1.
J'étais tellement absorbée par la contemplation de ''La traversée du miroir'' de Philippe Ramette que je sursautai en sentant mon téléphone vibrer dans ma poche.
- Jana ! Désolée soeurette je suis super à la bourre ! Tu es où ?
- Ne t'inquiète pas, j'ai l'habitude, plaisantai-je. Attend-moi devant, j'arrive tout de suite.
Je rangeai mon portable et quittai alors la galerie en saluant la propriétaire.
- Bonne soirée Mme Carroll.
- A toi aussi, ma chérie. Et n'oublie pas l'exposition sur le surréalisme, la semaine prochaine.
- J'y serai, promis, lui dis-je en souriant.
En passant la porte, j'aperçus ma soeur scotchée à son portable, sans aucun doute en train de relire les notes de son dernier manuscrit. Alors que j'étais une prof d'art pour pré-ados, fraîchement diplomée, Mina avait décidé de continuer ses études en littérature hispanique en attendant de trouver sa voie. Quand elle avait publié son recueil de nouvelles fantastiques, j'ai su qu'elle l'avait trouvée et qu'elle était épanouie.
Mais, il y a trois mois, son éditrice lui avait demandé d'écrire une romance. Autrement dit, son pire cauchemar ! Nous avions beau être le double l'une de l'autre, ma chère jumelle et moi ne partagions pas les mêmes opinions sur l'amour. Elle me chariait sur mon côté fleur bleue. Elle devait pourtant avouer que mes conseils de romantique lui avaient bien servi pour son histoire.
- Alors, ça a plu à ton éditrice ?
- Oh purée Jana, tu m'as fait peur ! Elle a adoré l'épisode de la ferme. C'était trop marrant. Encore mieux que la rencontre et la balade sous les étoiles sur fond de musique jazz.

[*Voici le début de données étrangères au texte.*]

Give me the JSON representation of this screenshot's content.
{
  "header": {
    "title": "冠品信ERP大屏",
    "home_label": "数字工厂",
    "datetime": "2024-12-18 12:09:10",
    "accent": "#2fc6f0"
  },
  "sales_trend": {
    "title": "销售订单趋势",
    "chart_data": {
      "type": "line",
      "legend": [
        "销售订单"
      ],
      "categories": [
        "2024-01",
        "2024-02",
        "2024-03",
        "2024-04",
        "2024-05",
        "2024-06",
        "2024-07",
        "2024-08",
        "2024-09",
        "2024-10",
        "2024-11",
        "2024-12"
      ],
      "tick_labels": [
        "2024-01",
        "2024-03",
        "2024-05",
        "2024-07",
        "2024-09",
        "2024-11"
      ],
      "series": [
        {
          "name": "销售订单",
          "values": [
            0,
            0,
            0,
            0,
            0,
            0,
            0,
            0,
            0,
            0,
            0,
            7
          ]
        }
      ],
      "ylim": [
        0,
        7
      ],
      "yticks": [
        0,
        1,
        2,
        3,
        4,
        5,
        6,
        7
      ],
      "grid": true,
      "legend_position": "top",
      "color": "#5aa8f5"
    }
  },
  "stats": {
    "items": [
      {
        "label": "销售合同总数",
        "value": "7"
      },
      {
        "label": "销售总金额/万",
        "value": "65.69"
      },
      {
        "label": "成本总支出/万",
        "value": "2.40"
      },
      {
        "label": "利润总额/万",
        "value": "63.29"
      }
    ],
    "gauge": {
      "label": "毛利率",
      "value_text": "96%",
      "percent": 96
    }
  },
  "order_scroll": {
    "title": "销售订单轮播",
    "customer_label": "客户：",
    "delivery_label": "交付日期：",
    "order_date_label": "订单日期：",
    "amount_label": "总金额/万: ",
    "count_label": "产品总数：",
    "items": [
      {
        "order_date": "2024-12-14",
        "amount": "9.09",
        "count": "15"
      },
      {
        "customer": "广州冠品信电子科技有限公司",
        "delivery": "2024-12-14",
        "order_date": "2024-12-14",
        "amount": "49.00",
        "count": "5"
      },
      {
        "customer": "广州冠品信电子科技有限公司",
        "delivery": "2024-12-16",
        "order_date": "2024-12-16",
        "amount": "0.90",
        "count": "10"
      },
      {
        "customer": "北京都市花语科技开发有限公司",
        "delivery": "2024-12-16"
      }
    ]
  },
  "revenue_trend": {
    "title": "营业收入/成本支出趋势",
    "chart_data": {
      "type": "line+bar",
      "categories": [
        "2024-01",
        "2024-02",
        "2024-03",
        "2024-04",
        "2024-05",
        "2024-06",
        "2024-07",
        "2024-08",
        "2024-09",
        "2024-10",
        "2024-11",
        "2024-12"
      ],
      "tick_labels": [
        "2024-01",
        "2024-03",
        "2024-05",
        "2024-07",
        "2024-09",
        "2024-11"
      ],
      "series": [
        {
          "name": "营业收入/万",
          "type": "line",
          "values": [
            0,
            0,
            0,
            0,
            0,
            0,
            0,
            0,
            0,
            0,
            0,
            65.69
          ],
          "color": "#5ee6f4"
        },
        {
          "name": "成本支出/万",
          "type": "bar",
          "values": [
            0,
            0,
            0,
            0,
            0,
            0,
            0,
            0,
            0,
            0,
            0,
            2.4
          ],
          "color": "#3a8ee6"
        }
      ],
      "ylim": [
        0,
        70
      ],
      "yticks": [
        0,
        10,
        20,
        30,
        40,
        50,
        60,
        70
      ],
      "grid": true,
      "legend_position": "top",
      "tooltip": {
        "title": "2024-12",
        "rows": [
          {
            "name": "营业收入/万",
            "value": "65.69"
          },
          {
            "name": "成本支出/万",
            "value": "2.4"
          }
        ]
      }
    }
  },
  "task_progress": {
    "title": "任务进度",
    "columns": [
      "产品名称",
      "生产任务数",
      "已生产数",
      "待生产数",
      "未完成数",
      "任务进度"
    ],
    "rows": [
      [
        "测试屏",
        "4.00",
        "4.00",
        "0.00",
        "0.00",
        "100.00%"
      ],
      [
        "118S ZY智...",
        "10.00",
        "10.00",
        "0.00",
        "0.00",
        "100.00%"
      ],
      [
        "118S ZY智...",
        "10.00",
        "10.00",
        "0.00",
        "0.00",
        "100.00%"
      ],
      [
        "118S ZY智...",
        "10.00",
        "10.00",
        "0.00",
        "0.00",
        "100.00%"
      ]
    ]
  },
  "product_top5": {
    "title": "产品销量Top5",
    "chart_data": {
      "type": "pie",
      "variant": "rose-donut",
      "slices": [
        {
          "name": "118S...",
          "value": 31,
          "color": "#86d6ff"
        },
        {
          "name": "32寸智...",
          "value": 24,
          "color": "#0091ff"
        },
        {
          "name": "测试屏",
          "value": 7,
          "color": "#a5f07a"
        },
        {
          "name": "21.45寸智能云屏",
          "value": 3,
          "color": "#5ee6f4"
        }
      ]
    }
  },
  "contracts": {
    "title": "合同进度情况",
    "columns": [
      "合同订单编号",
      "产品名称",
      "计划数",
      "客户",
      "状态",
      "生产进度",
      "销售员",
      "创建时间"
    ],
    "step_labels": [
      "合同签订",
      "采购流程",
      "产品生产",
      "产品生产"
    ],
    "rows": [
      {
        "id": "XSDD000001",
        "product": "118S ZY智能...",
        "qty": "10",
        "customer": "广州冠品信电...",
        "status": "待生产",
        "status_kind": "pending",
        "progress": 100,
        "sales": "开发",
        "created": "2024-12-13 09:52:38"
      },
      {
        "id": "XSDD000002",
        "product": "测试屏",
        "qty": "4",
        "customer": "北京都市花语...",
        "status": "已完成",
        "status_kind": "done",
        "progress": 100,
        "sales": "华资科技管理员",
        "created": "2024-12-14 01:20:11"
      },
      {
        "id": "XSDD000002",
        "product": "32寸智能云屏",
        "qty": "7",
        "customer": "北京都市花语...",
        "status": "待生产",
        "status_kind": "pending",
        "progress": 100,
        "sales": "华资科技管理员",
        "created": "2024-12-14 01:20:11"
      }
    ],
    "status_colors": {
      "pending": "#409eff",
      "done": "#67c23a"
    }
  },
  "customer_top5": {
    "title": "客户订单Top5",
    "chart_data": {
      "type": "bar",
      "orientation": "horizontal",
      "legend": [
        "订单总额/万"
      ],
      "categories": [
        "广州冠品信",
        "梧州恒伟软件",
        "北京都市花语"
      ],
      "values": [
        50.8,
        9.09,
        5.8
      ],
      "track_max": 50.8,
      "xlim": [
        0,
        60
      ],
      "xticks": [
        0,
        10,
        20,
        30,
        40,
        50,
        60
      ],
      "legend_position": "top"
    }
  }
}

Ça a fait son petit effet.
- Et quand est-ce que tu comptes me laisser lire ces scènes qu'on a, je te rappelle, plus ou moins imaginées ensemble ?
- Uniquement quand j'aurai fini d'écrire le livre. Je te promets que tu découvriras le tout en avant-première, me dit-elle en me faisant un clin d'oeil. Au fait, je suis vraiment désolée de ne pas avoir pu assister à l'exposition. Mais la prochaine fois, je te jure que j'arriverai à l'heure.
- Oui, oui je te crois. Alors, raconte moi un peu ce qu'elle a dit au moins, lui demandai-je alors qu'on marchait tranquillement, en direction de notre appartement.
- Elle adore le personnage masculin. Beau, grand, fort, un peu stéréotypé à mon goût, mais bon ! Finalement, ce sont tes idées farfelues de prince charmant qui m'ont aidée à créer ce tendre et mystérieux professeur dont la voix ferait mouiller n'importe quelle petite culotte.
Sa réplique me fit stopper net.
- Qu'est-ce que tu viens de dire ?!
- Hé ! Ne me regarde pas comme ça. Tu connais Edith.
- Je te signale que je n'ai pas d'idées farfelues et que je ne rêve pas du “prince charmant”, m'insurgeais-je lui donnant en coup de coude.
Face au regard moqueur de ma soeur, je répliquai:
-Je ne veux pas un prince comme dans les contes. Je veux juste une personne qui me respecte, me comprenne, qui m'aide à affronter les épreuves de la vie tout comme je l'aiderai. Quelqu'un avec qui j'aurai une alchimie vraie et sincère. Je ne veux pas forcément le désirer sexuellement. Je veux juste l'aimer d'un amour profond, tu vois ?. Je veux...je veux sentir des papillons dans le ventre quand il me regarde avec amour. Je veux avoir la chair de poule quand il me touche avec respect. Je veux pouvoir à peine respirer quand il m'embrasse avec tendresse. Je veux m'enflammer parce que notre lien sera fort et pure. Je...
Vu que les yeux de ma soeur commençaient à sortir de leurs orbites, il était clair que je m'étais peut-être lé-gè-re-ment embalée.
- En gros, tu veux tomber amoureuse pour avoir des crampes d'estomac, de la grippe, de l'asthme et de la fièvre ? J'espère quand même que ton petit-ami imaginaire te soignera, parce que sinon t'es mal barée, ma pauvre !
Je savais qu'elle pensait que j'étais totalement barge. Bon, peut-être que je l'étais. Un peu.
Mais, au plus profond de moi, j'avais la certitude que cette personne existait. Quelque part.